Understanding savonius turbine wake for 2-D and 3-D simulations: proper orthogonal decomposition of velocity components

Abstract

Savonius turbines, known for their low cost and ease of maintenance, are widely used as small-scale wind and hydrokinetic turbines. However, significant discrepancies exist between two-dimensional (2-D) and three-dimensional (3-D) computational fluid dynamics (CFD) simulations, particularly in predicting wake dynamics. This study investigates wake characteristics across varying tip speed ratios (TSRs) using proper orthogonal decomposition (POD) of velocity components from 3-D simulations. POD analysis reveals that for TSR ≤ 1.0, vortex shedding from blade tips dominates, whereas for TSR > 1.0, rotational motion becomes more prominent, followed by vortex shedding.
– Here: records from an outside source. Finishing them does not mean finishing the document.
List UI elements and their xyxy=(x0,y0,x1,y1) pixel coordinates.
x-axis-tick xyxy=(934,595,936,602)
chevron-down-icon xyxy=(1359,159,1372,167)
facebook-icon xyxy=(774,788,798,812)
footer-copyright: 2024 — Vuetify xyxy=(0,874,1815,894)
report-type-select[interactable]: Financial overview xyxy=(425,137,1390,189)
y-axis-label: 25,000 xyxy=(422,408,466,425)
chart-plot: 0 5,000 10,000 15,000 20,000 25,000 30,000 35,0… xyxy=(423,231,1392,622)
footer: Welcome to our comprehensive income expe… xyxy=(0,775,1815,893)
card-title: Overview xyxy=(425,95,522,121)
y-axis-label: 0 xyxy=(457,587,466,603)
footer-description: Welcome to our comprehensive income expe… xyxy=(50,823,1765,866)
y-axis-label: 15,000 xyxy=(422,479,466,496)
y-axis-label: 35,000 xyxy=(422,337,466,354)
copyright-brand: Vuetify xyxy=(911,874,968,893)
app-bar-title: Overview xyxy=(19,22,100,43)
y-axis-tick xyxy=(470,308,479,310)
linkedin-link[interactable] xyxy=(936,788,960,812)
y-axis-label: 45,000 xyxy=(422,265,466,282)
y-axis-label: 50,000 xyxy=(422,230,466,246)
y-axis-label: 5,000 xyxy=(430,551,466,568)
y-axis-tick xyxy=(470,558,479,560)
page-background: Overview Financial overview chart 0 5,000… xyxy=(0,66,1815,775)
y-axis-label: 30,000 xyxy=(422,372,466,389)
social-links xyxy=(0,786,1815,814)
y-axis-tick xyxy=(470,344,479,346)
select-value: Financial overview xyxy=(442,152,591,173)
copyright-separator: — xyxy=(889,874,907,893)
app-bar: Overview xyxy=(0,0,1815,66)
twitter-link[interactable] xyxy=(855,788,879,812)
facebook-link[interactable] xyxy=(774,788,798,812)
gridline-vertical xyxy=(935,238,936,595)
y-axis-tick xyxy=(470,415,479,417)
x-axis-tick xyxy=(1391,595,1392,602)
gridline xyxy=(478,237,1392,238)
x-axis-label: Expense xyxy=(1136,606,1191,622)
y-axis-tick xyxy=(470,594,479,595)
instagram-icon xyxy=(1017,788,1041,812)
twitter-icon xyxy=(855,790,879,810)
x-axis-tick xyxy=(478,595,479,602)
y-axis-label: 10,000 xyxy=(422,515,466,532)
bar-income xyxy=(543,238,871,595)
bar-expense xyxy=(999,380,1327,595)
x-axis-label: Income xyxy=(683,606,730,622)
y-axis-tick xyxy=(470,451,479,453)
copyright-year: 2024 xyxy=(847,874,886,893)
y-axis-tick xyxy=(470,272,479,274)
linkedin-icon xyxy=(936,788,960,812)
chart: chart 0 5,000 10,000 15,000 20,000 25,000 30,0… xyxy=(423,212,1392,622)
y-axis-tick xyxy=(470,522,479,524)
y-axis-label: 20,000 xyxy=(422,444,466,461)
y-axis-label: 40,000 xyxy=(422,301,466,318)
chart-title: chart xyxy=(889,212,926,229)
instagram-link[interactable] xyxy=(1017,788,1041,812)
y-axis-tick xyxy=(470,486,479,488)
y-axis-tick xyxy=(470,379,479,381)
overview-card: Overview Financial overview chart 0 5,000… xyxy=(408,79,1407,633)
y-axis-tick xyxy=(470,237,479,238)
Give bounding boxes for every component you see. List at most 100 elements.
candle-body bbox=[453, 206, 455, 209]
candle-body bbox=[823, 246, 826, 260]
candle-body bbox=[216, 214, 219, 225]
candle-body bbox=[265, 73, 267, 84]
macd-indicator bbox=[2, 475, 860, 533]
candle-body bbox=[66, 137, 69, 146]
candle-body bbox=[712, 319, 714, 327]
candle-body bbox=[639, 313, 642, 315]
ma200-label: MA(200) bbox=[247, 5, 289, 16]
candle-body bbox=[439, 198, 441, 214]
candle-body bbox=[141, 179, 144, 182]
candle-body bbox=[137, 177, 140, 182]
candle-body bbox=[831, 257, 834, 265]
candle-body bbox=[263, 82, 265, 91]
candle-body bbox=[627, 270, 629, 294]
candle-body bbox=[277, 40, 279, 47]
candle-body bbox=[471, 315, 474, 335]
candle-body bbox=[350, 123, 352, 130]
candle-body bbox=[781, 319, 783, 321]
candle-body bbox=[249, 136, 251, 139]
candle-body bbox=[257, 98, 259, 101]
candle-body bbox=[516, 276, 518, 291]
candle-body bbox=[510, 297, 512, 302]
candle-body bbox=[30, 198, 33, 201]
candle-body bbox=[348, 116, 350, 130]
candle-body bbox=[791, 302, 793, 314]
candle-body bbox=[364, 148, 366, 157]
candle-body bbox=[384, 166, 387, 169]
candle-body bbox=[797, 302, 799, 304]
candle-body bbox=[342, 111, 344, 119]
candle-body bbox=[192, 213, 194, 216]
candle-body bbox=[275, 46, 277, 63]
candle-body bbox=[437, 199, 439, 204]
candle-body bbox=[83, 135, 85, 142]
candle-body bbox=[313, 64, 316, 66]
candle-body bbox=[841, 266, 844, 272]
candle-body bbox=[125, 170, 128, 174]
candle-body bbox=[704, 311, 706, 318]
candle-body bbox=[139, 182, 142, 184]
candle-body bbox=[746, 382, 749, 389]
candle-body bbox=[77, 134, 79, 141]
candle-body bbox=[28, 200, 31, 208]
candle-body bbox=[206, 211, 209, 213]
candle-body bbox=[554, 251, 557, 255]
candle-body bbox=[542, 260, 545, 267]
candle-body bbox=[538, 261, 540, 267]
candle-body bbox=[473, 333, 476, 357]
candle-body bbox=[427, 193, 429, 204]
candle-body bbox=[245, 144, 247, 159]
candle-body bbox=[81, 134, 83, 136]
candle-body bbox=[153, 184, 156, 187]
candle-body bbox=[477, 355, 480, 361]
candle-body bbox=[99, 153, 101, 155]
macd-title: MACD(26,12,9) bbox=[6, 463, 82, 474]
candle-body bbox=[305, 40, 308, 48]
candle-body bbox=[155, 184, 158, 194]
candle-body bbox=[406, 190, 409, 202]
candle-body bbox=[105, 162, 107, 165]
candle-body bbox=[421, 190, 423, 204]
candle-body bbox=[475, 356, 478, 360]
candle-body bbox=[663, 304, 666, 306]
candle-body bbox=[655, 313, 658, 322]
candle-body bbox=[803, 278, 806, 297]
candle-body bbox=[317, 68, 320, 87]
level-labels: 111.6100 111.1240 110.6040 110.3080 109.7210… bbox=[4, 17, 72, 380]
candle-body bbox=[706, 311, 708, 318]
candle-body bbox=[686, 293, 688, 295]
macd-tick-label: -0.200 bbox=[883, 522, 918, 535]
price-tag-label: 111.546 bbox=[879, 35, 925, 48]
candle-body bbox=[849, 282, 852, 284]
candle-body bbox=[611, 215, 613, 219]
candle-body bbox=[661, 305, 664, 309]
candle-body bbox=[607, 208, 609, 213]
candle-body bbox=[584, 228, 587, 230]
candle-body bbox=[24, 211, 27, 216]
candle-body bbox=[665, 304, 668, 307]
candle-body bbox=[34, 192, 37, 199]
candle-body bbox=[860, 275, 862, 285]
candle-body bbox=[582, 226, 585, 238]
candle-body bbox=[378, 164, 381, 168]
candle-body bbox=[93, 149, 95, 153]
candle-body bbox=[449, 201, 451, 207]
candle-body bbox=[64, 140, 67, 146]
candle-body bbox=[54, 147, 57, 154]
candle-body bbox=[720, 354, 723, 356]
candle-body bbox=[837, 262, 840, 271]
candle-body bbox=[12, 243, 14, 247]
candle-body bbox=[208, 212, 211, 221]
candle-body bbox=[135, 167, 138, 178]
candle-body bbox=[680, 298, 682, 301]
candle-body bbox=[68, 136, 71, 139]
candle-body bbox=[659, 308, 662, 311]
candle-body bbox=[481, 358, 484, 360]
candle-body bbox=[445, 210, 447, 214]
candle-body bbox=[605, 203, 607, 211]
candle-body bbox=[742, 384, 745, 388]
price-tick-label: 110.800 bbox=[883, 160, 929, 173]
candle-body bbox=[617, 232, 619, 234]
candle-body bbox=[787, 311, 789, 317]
The vertical velocity component shows dominant POD modes at the rotational frequency and its harmonics, while the streamwise and lateral components are primarily influenced by the vortex shedding frequencies. These dynamics are absent in 2-D simulations due to the lack of vortex stretching in the third direction, leading to fundamentally different modal structures. Additionally, results show vertical transport is critical to wake recovery, significantly outweighing lateral transport up to two rotor diameters downstream—an effect not captured in 2-D simulations. Since accurate wake modelling is essential for predicting the performance of Savonius turbine arrays, especially in streamwise configurations, the limitations of 2-D simulations pose a challenge. This study provides physical insights into the origins of those limitations and highlights the necessity of 3-D simulations for reliable prediction of array power coefficients. The findings also serve as a foundation for future development of reduced-order models for low-cost array simulations.